4542 S. Greenwood Ave.
Chicago, IL 60653

Jurisdiction

Chicago Parks

Reserved

This section is reserved for future use.

Description

Formerly known as Hyacinth Park, Brooks Park is a small park totaling 2.56 acres and is located in the Kenwood community. The park features a playground that was renovated in Fall 2013 as part of the Chicago Plays! program, and a bust honoring the park's namesake, poet Gwendolyn Brooks.

The park is a popular spot for children and families who come to the park for the playground, Movies in the Park screenings and other Night Out in the Parks special events. 

While there is no structured programming taking place at this location, we invite you to check out our great programs offered at nearby Kennicott Park.

History

Originally known as Hyacinth Park, Gwendolyn Brooks Park was renamed in 2004 as part of an effort by the Chicago Park District Board of Commissioners to recognize the contributions of Chicago women.
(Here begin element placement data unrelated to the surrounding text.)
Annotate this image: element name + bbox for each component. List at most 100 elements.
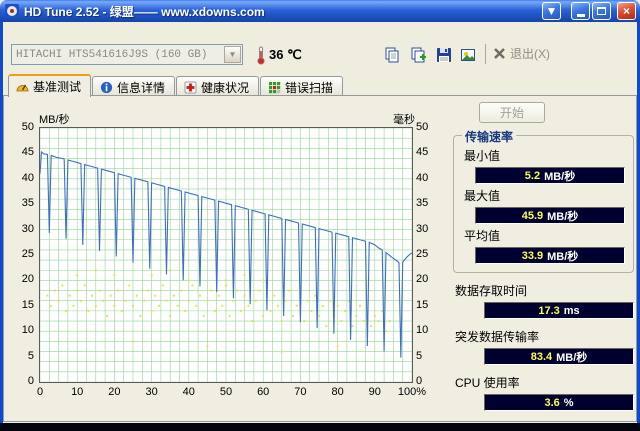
save-image-icon [461, 49, 475, 61]
burst-rate-value-box: 83.4 MB/秒 [484, 348, 634, 365]
min-value: 5.2 [524, 169, 541, 182]
avg-unit: MB/秒 [547, 250, 579, 263]
tab-strip: 基准测试 信息详情 健康状况 错误扫描 [8, 74, 344, 97]
error-scan-icon [269, 81, 281, 93]
title-bar: HD Tune 2.52 - 绿盟—— www.xdowns.com ▼ × [0, 0, 640, 22]
y-axis-tick: 10 [416, 324, 429, 337]
close-button[interactable]: × [617, 2, 636, 20]
cpu-usage-label: CPU 使用率 [455, 376, 520, 390]
bottom-bar [0, 423, 640, 431]
tab-benchmark-label: 基准测试 [33, 80, 82, 94]
y-axis-tick: 45 [416, 146, 429, 159]
x-axis-tick: 70 [294, 386, 307, 398]
avg-value-box: 33.9 MB/秒 [475, 247, 625, 264]
minimize-icon [576, 14, 585, 17]
y-axis-tick: 15 [416, 298, 429, 311]
benchmark-icon [16, 84, 29, 92]
exit-label: 退出(X) [510, 47, 550, 61]
max-label: 最大值 [464, 189, 501, 203]
min-label: 最小值 [464, 149, 501, 163]
copy-image-icon [411, 47, 426, 63]
y-axis-tick: 40 [416, 171, 429, 184]
thermometer-icon [257, 46, 265, 65]
y-axis-tick: 25 [416, 248, 429, 260]
window-title: HD Tune 2.52 - 绿盟—— www.xdowns.com [24, 4, 265, 19]
y-axis-tick: 15 [21, 298, 34, 311]
benchmark-panel: MB/秒 毫秒 50 45 40 35 30 25 20 15 10 5 0 50 45 40 35 30 2… [3, 95, 637, 422]
y-axis-tick: 35 [21, 197, 34, 210]
y-axis-tick: 5 [416, 349, 423, 362]
info-icon [100, 81, 113, 93]
tab-error-scan[interactable]: 错误扫描 [260, 76, 344, 97]
exit-button[interactable]: 退出(X) [493, 45, 550, 62]
x-axis-tick: 80 [331, 386, 344, 398]
y-axis-right: 50 45 40 35 30 25 20 15 10 5 0 [414, 121, 442, 387]
drive-selector-value: HITACHI HTS541616J9S (160 GB) [16, 48, 208, 61]
down-arrow-button[interactable]: ▼ [542, 2, 561, 20]
y-axis-tick: 30 [21, 222, 34, 235]
y-axis-tick: 5 [27, 349, 34, 362]
access-time-block: 数据存取时间 17.3 ms [453, 282, 634, 319]
transfer-rate-group: 传输速率 最小值 5.2 MB/秒 最大值 45.9 MB/秒 平均值 33.9… [453, 128, 634, 273]
access-time-value-box: 17.3 ms [484, 302, 634, 319]
burst-rate-unit: MB/秒 [556, 351, 588, 364]
y-axis-tick: 35 [416, 197, 429, 210]
right-axis-label: 毫秒 [393, 114, 415, 126]
y-axis-tick: 10 [21, 324, 34, 337]
min-unit: MB/秒 [544, 170, 576, 183]
avg-value: 33.9 [521, 249, 544, 262]
tab-health[interactable]: 健康状况 [176, 76, 260, 97]
x-axis-tick: 50 [219, 386, 233, 398]
health-cross-icon [184, 81, 197, 93]
y-axis-tick: 50 [416, 121, 429, 133]
tab-benchmark[interactable]: 基准测试 [8, 74, 92, 97]
y-axis-tick: 45 [21, 146, 34, 159]
save-button[interactable] [431, 42, 457, 68]
toolbar: HITACHI HTS541616J9S (160 GB) ▼ 36 ℃ 退出(… [3, 22, 637, 74]
tab-error-scan-label: 错误扫描 [285, 80, 334, 95]
benchmark-plot [39, 127, 413, 383]
start-button[interactable]: 开始 [479, 102, 545, 123]
drive-selector[interactable]: HITACHI HTS541616J9S (160 GB) ▼ [11, 44, 243, 65]
x-axis: 0 10 20 30 40 50 60 70 80 90 100% [36, 386, 426, 400]
toolbar-separator [485, 44, 486, 64]
copy-image-button[interactable] [405, 42, 431, 68]
burst-rate-block: 突发数据传输率 83.4 MB/秒 [453, 328, 634, 365]
save-image-button[interactable] [455, 42, 481, 68]
maximize-button[interactable] [592, 2, 611, 20]
minimize-button[interactable] [571, 2, 590, 20]
chevron-down-icon[interactable]: ▼ [224, 46, 241, 63]
min-value-box: 5.2 MB/秒 [475, 167, 625, 184]
max-unit: MB/秒 [547, 210, 579, 223]
x-axis-tick: 0 [36, 386, 44, 398]
max-value: 45.9 [521, 209, 544, 222]
copy-icon [385, 47, 399, 63]
cpu-usage-value: 3.6 [544, 396, 560, 409]
max-value-box: 45.9 MB/秒 [475, 207, 625, 224]
access-time-value: 17.3 [538, 304, 560, 317]
avg-label: 平均值 [464, 229, 501, 243]
maximize-icon [597, 7, 606, 15]
y-axis-tick: 20 [21, 273, 34, 286]
benchmark-plot-svg [40, 128, 412, 382]
access-time-label: 数据存取时间 [455, 284, 528, 298]
temperature-value: 36 ℃ [269, 47, 302, 62]
cpu-usage-unit: % [563, 396, 574, 409]
x-axis-tick: 60 [257, 386, 270, 398]
copy-button[interactable] [379, 42, 405, 68]
y-axis-tick: 0 [27, 375, 34, 387]
y-axis-tick: 50 [21, 121, 34, 133]
y-axis-tick: 40 [21, 171, 34, 184]
x-axis-tick: 100% [397, 386, 427, 398]
tab-info[interactable]: 信息详情 [92, 76, 176, 97]
x-axis-tick: 90 [368, 386, 381, 398]
x-axis-tick: 20 [108, 386, 121, 398]
hdtune-window: HD Tune 2.52 - 绿盟—— www.xdowns.com ▼ × H… [0, 0, 640, 431]
x-axis-tick: 30 [145, 386, 158, 398]
cpu-usage-block: CPU 使用率 3.6 % [453, 374, 634, 411]
x-axis-tick: 40 [182, 386, 195, 398]
stats-panel: 开始 传输速率 最小值 5.2 MB/秒 最大值 45.9 MB/秒 平均值 3… [453, 102, 634, 411]
burst-rate-label: 突发数据传输率 [455, 330, 540, 344]
x-axis-tick: 10 [71, 386, 84, 398]
y-axis-left: 50 45 40 35 30 25 20 15 10 5 0 [8, 121, 36, 387]
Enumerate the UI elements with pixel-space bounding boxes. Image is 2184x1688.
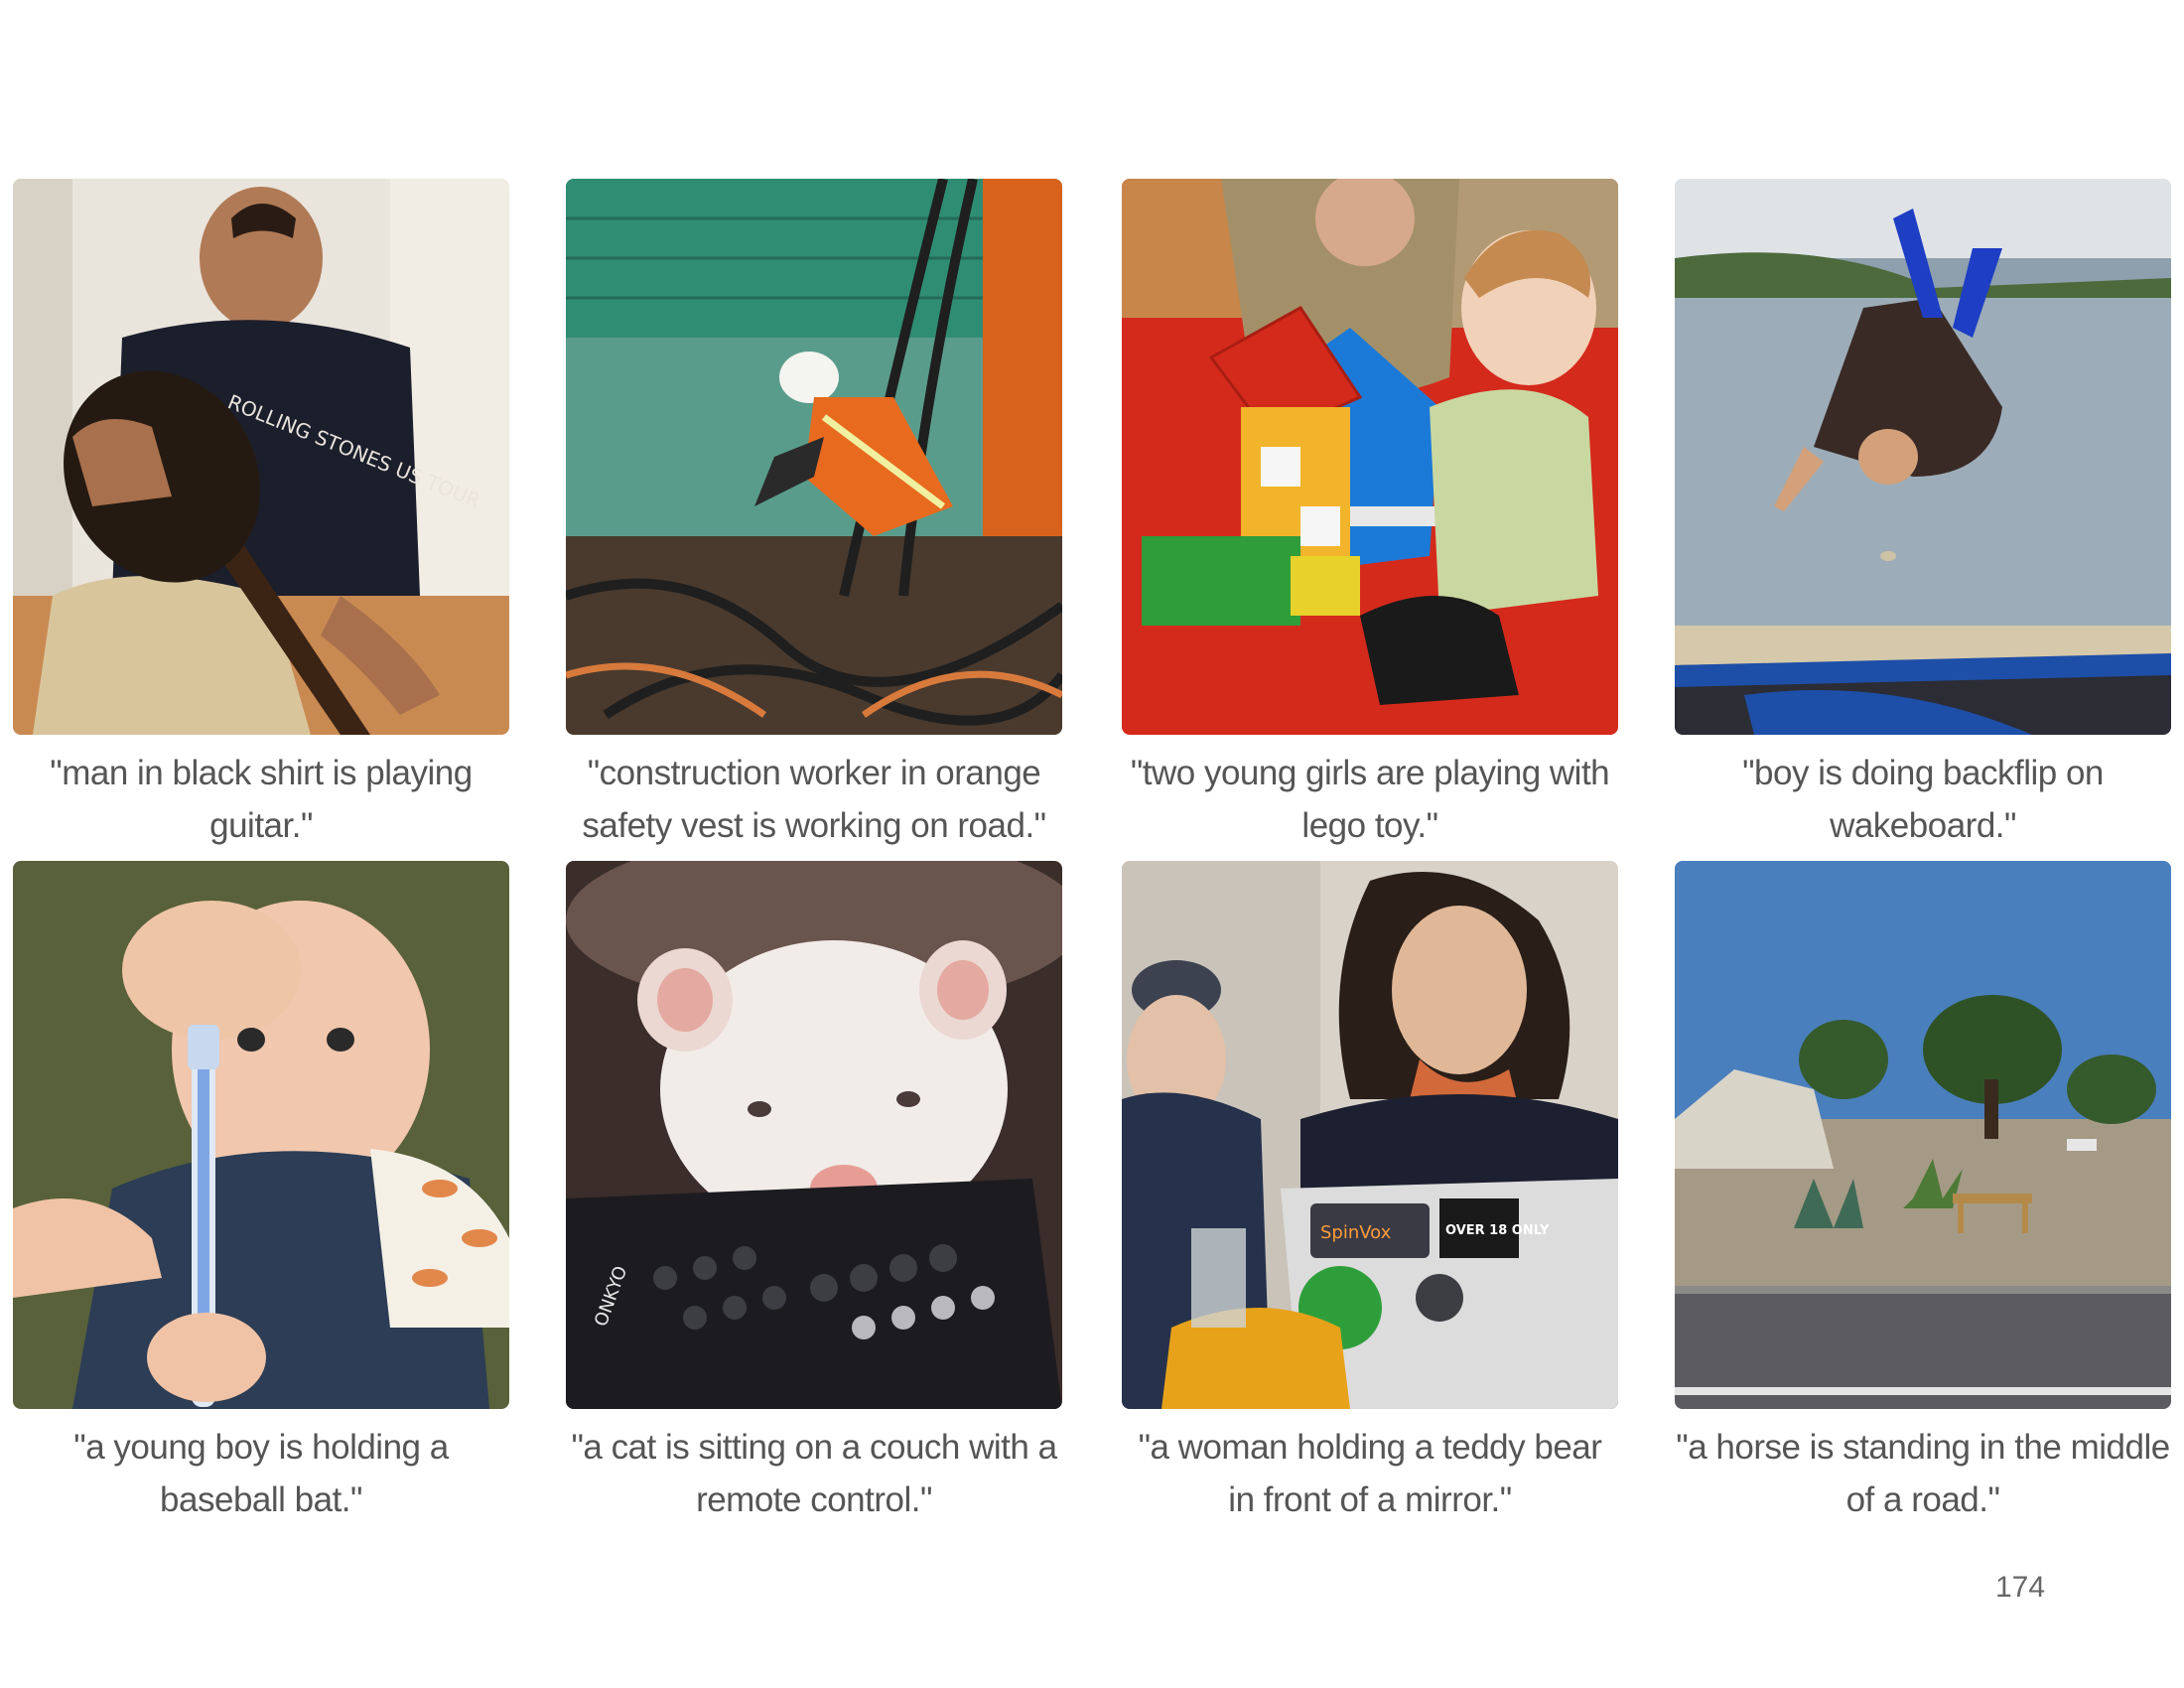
photo-child-with-lego — [1122, 179, 1618, 735]
caption: "a cat is sitting on a couch with a remo… — [571, 1428, 1057, 1519]
photo-tile-baby: "a young boy is holding a baseball bat." — [13, 861, 509, 1526]
photo-construction-worker — [566, 179, 1062, 735]
caption: "construction worker in orange safety ve… — [582, 754, 1046, 845]
photo-tile-lego: "two young girls are playing with lego t… — [1122, 179, 1618, 852]
caption: "two young girls are playing with lego t… — [1130, 754, 1610, 845]
caption: "man in black shirt is playing guitar." — [50, 754, 473, 845]
photo-tile-construction: "construction worker in orange safety ve… — [566, 179, 1062, 852]
photo-baby-with-toothbrush — [13, 861, 509, 1409]
photo-tile-laptop: SpinVox OVER 18 ONLY "a woman holding a … — [1122, 861, 1618, 1526]
over-18-sticker: OVER 18 ONLY — [1445, 1223, 1550, 1238]
photo-tile-guitar: ROLLING STONES US TOUR "man in black shi… — [13, 179, 509, 852]
spinvox-sticker: SpinVox — [1320, 1222, 1392, 1243]
photo-people-with-laptop: SpinVox OVER 18 ONLY — [1122, 861, 1618, 1409]
photo-tile-road: "a horse is standing in the middle of a … — [1675, 861, 2171, 1526]
caption: "a woman holding a teddy bear in front o… — [1138, 1428, 1602, 1519]
photo-tile-backflip: "boy is doing backflip on wakeboard." — [1675, 179, 2171, 852]
caption: "boy is doing backflip on wakeboard." — [1742, 754, 2104, 845]
caption: "a horse is standing in the middle of a … — [1676, 1428, 2170, 1519]
photo-ferret-on-remote: ONKYO — [566, 861, 1062, 1409]
caption: "a young boy is holding a baseball bat." — [73, 1428, 449, 1519]
photo-man-playing-guitar: ROLLING STONES US TOUR — [13, 179, 509, 735]
photo-backflip-trampoline — [1675, 179, 2171, 735]
photo-tile-ferret: ONKYO "a cat is sitting on a couch with … — [566, 861, 1062, 1526]
page-number: 174 — [1995, 1571, 2046, 1604]
photo-roadside-landscape — [1675, 861, 2171, 1409]
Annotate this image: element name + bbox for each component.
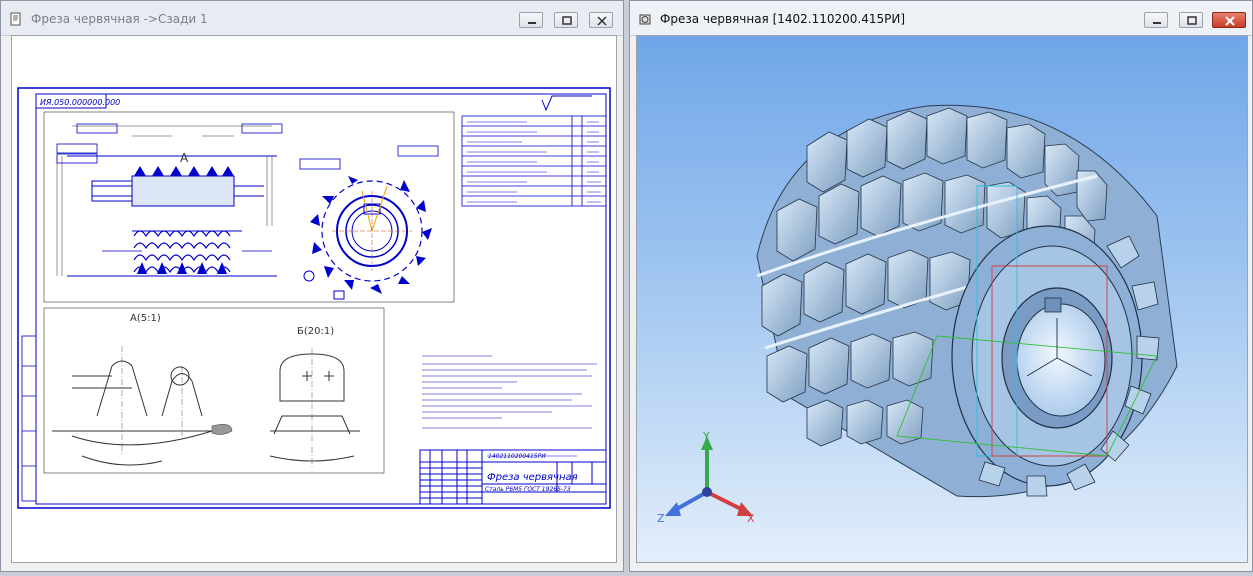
maximize-button[interactable] bbox=[554, 12, 578, 28]
gear-hob-3d-model: Y X Z bbox=[657, 104, 1178, 525]
minimize-icon bbox=[1153, 22, 1161, 24]
minimize-icon bbox=[528, 22, 536, 24]
window-title: Фреза червячная ->Сзади 1 bbox=[31, 12, 208, 26]
restore-icon bbox=[562, 16, 572, 25]
axis-x-label: X bbox=[747, 512, 755, 525]
maximize-button[interactable] bbox=[1179, 12, 1203, 28]
axis-z-label: Z bbox=[657, 512, 665, 525]
drawing-viewport[interactable]: ИЯ.050.000000.000 A А(5:1) Б(20:1) Фреза… bbox=[11, 35, 617, 563]
model-window[interactable]: Фреза червячная [1402.110200.415РИ] Y X … bbox=[629, 0, 1253, 572]
minimize-button[interactable] bbox=[519, 12, 543, 28]
view-a-label: А(5:1) bbox=[130, 313, 161, 324]
document-icon bbox=[10, 12, 21, 26]
title-block-name: Фреза червячная bbox=[487, 472, 578, 483]
svg-text:A: A bbox=[180, 151, 189, 165]
drawing-window-titlebar[interactable]: Фреза червячная ->Сзади 1 bbox=[1, 1, 623, 36]
axis-y-label: Y bbox=[702, 430, 710, 443]
view-b-label: Б(20:1) bbox=[297, 326, 334, 337]
drawing-code: ИЯ.050.000000.000 bbox=[40, 98, 120, 107]
model-window-titlebar[interactable]: Фреза червячная [1402.110200.415РИ] bbox=[630, 1, 1252, 36]
close-button[interactable] bbox=[589, 12, 613, 28]
window-title: Фреза червячная [1402.110200.415РИ] bbox=[660, 12, 906, 26]
title-block-material: Сталь Р6М5 ГОСТ 19265-73 bbox=[485, 486, 571, 493]
restore-icon bbox=[1187, 16, 1197, 25]
close-icon bbox=[1225, 16, 1235, 26]
model-viewport[interactable]: Y X Z bbox=[636, 35, 1248, 563]
close-button[interactable] bbox=[1212, 12, 1246, 28]
model-icon bbox=[639, 14, 651, 25]
technical-drawing: ИЯ.050.000000.000 A А(5:1) Б(20:1) Фреза… bbox=[17, 87, 611, 509]
minimize-button[interactable] bbox=[1144, 12, 1168, 28]
drawing-window[interactable]: Фреза червячная ->Сзади 1 ИЯ.050.000000.… bbox=[0, 0, 624, 572]
axis-triad: Y X Z bbox=[657, 430, 755, 525]
title-block-code: 1402110200415РИ bbox=[488, 453, 546, 460]
close-icon bbox=[597, 16, 607, 26]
The Park District first established the site in 1970, acquiring just over an acre of land in the Kenwood Community Area. Between 1995 and 1998, additional land doubled the park's size.

Gwendolyn Brooks (1917 – 2000), one of Chicago’s most acclaimed and beloved poets, received many awards and honors including a Pulitzer Prize. Born in Topeka Kansas, Gwendolyn and her family moved to Chicago when she was an infant. She exhibited a talent for writing at a young age, and published her first poem in Childhood Magazine in 1930. After graduating from Englewood High School, she attended Wilson Junior College.

Brooks was a prolific writer of poetry— by the mid-1930s, she had already published more than one hundred poems, many appearing in the Chicago Defender, where Gwendolyn served as adjunct staff member. She met prominent writers such as Langston Hughes who encouraged her writing career. She also received support from a group of writers affiliated with Poetry: A Magazine of Verse.

In 1943, Brooks won the Midwestern Writers Conference Award, and two years later, she published “A Street in Bronzeville,” her first book of poems. Other books soon followed. In 1950, Gwendolyn became the first African American in history to win a Pulitzer Prize. In 1967, she wrote a special ode for the unveiling of Chicago’s Picasso sculpture, and a commemorative poem written for the dedication of a mural considered “The Wall of Respect,” at 43rd and Langley streets in the Bronzeville neighborhood. The National Endowment for the Humanities appointed Gwendolyn Brooks as the Jefferson Lecturer in 1994.

The Chicago Park District renamed Hyacinth Park for Gwendolyn Brooks, because it is 1 mile (or less) from her childhood home at 4332 S. Champlain.